Les centres de rétention jouent un rôle essentiel dans la politique migratoire française. La métropole et les territoires d’outre-mer comptent vingt-quatre établissements de ce type, dont l’objet officiel est d’interner les étrangers « faisant l’objet d’une décision d’éloignement, dans l’attente de [leur] renvoi forcé ».Comme les locaux de rétention administrative (LRA) et les zones d’attente, situées dans des aéroports, gares ferroviaires et ports, ces centres retiennent ceux dont l’administration juge la situation irrégulière, et qui relèvent du ministère de l’intérieur.
En 1975, journalistes et associations révélèrent les conditions d’insalubrité du hangar d’Arenc, sur le port de Marseille, où les étrangers sur le point d’être expulsés étaient illégalement enfermés depuis une quinzaine d’années.
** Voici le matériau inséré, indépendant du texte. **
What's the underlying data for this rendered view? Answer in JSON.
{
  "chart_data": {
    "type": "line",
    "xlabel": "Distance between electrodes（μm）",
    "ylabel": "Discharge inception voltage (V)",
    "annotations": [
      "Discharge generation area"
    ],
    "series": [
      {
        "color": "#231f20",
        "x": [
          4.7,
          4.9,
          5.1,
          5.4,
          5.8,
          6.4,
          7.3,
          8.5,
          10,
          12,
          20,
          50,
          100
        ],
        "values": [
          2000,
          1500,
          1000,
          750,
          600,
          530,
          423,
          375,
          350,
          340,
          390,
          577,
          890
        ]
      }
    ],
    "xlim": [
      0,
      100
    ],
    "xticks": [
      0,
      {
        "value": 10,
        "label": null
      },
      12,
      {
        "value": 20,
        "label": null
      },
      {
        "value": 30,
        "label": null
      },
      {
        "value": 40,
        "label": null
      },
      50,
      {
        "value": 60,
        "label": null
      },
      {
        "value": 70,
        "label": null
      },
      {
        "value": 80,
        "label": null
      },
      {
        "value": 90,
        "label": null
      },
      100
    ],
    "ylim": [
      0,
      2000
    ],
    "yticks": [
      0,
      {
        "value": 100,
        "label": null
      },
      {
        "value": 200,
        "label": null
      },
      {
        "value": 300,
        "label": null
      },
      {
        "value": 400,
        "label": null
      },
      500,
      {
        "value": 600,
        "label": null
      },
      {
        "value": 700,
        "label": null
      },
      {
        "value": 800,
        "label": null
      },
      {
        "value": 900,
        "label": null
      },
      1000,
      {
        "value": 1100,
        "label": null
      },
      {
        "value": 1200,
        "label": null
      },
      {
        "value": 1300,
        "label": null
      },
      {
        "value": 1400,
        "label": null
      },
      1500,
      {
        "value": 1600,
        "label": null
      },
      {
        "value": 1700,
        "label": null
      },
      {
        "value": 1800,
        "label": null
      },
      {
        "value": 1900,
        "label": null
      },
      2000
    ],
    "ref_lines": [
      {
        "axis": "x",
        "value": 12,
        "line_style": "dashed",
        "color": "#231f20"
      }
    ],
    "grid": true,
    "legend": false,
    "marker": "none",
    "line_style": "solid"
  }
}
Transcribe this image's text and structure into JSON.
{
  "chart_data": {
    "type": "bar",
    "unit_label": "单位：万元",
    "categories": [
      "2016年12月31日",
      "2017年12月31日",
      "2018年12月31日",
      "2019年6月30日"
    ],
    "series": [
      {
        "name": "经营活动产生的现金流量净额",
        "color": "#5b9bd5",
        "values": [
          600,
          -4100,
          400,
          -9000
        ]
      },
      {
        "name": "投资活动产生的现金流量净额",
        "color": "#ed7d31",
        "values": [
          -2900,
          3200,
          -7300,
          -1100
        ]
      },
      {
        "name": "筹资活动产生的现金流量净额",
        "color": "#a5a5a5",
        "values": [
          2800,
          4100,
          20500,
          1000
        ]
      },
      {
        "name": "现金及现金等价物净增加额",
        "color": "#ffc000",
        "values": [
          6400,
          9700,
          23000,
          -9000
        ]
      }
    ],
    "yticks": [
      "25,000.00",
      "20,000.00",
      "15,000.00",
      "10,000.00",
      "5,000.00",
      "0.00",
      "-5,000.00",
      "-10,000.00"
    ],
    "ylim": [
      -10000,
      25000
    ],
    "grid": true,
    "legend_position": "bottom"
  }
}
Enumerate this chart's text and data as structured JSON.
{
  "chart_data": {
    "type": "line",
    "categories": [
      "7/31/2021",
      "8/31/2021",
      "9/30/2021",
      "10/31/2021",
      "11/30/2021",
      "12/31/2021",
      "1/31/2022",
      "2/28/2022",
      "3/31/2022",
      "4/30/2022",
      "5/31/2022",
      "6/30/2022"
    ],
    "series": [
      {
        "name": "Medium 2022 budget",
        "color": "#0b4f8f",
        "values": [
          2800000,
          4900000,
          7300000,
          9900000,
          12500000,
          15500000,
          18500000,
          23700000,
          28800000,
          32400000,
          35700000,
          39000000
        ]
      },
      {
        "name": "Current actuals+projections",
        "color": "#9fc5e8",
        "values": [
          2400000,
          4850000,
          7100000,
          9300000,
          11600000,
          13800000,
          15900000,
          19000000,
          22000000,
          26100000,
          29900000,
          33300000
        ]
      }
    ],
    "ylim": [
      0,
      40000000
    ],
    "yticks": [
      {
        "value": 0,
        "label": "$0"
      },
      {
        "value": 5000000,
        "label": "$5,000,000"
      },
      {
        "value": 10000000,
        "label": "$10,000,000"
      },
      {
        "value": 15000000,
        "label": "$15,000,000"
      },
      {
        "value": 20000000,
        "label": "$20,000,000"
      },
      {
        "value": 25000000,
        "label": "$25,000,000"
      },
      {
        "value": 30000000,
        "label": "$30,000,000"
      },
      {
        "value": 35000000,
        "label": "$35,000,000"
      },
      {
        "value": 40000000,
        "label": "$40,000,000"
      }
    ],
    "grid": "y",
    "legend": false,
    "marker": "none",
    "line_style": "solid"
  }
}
Par la suite, la loi du 29 octobre 1981 légalisa la réclusion administrative en disposant qu’un étranger en instance d’expulsion « peut être maintenu, s’il y a nécessité absolue, par décision écrite motivée du préfet dans des locaux ne relevant pas de l’administration pénitentiaire » : les CRA étaient nés. À l’époque, la rétention était présentée comme une mesure exceptionnelle, et ne pouvait pas dépasser le « temps strictement nécessaire », limité à une semaine (1).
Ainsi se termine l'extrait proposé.